Physics-constrained Active Learning for Soil Moisture Estimation and Optimal Sensor Placement

TL;DR

This paper presents a physics-constrained deep learning framework combined with active learning to improve soil moisture estimation and optimize sensor placement, reducing the need for dense sensor deployment.

Contribution

It introduces the P-DAL framework that integrates physics-based modeling, deep learning, and active learning for accurate soil moisture prediction and strategic sensor placement.

Findings

Enhanced soil moisture prediction accuracy.

Effective sensor placement strategy reduces sensor count.

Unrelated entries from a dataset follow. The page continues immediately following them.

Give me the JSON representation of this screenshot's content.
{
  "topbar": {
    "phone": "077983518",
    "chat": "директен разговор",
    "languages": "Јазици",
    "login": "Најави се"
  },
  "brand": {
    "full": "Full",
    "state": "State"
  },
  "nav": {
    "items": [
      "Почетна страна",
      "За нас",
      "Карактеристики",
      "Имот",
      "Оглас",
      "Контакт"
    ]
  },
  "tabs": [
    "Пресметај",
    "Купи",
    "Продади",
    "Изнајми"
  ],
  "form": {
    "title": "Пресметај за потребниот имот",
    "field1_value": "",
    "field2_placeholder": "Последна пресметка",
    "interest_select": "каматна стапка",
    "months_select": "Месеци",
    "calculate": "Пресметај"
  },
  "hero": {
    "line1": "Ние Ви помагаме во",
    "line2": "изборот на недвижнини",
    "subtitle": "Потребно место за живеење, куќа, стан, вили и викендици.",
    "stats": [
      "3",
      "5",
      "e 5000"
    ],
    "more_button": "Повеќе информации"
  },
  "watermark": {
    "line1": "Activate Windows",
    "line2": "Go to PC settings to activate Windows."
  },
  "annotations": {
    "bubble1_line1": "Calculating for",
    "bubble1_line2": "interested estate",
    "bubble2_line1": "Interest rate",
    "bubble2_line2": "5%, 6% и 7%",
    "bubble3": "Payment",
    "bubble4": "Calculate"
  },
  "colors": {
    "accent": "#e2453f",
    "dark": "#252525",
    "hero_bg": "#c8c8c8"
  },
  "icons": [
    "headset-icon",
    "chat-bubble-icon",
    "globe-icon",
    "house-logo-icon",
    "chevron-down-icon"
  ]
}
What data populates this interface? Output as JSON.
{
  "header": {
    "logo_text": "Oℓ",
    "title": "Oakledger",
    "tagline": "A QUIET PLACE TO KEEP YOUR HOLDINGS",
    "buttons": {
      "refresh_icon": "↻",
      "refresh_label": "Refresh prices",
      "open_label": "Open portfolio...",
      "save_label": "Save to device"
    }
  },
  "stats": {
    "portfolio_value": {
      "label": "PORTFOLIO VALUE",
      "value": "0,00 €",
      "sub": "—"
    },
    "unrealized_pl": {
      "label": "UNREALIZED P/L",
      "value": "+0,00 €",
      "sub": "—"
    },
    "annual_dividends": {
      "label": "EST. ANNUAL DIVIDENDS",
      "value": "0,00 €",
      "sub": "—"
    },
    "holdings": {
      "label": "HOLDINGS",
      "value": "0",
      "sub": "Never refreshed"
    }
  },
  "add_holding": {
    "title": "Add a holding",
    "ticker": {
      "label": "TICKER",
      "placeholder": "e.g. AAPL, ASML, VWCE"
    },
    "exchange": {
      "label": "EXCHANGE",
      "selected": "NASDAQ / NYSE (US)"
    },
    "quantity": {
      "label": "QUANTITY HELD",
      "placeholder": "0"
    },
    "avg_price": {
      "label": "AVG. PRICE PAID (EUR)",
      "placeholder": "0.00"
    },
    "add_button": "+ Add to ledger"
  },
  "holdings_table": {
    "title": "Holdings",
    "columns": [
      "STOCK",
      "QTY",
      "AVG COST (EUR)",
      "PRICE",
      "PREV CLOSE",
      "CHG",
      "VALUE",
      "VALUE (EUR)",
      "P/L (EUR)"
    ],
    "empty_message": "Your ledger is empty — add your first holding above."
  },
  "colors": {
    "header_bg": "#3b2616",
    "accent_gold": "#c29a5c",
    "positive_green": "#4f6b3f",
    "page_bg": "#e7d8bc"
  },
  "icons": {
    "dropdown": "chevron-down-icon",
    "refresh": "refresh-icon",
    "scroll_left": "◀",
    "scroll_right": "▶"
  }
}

Improved field-scale soil moisture monitoring performance.

Abstract

Soil moisture is a crucial hydrological state variable that has significant importance to the global environment and agriculture. Precise monitoring of soil moisture in crop fields is critical to reducing agricultural drought and improving crop yield. In-situ soil moisture sensors, which are buried at pre-determined depths and distributed across the field, are promising solutions for monitoring soil moisture. However, high-density sensor deployment is neither economically feasible nor practical. Thus, to achieve a higher spatial resolution of soil moisture dynamics using a limited number of sensors, we integrate a physics-based agro-hydrological model based on Richards' equation in a physics-constrained deep learning framework to accurately predict soil moisture dynamics in the soil's root zone. This approach ensures that soil moisture estimates align well with sensor observations while obeying physical laws at the same time. Furthermore, to strategically identify the locations for sensor placement, we introduce a novel active learning framework that combines space-filling design and physics residual-based sampling to maximize data acquisition potential with limited sensors. Our numerical results demonstrate that integrating Physics-constrained Deep Learning (P-DL) with an active learning strategy within a unified framework--named the Physics-constrained Active Learning (P-DAL) framework--significantly improves the predictive accuracy and effectiveness of field-scale soil moisture monitoring using in-situ sensors.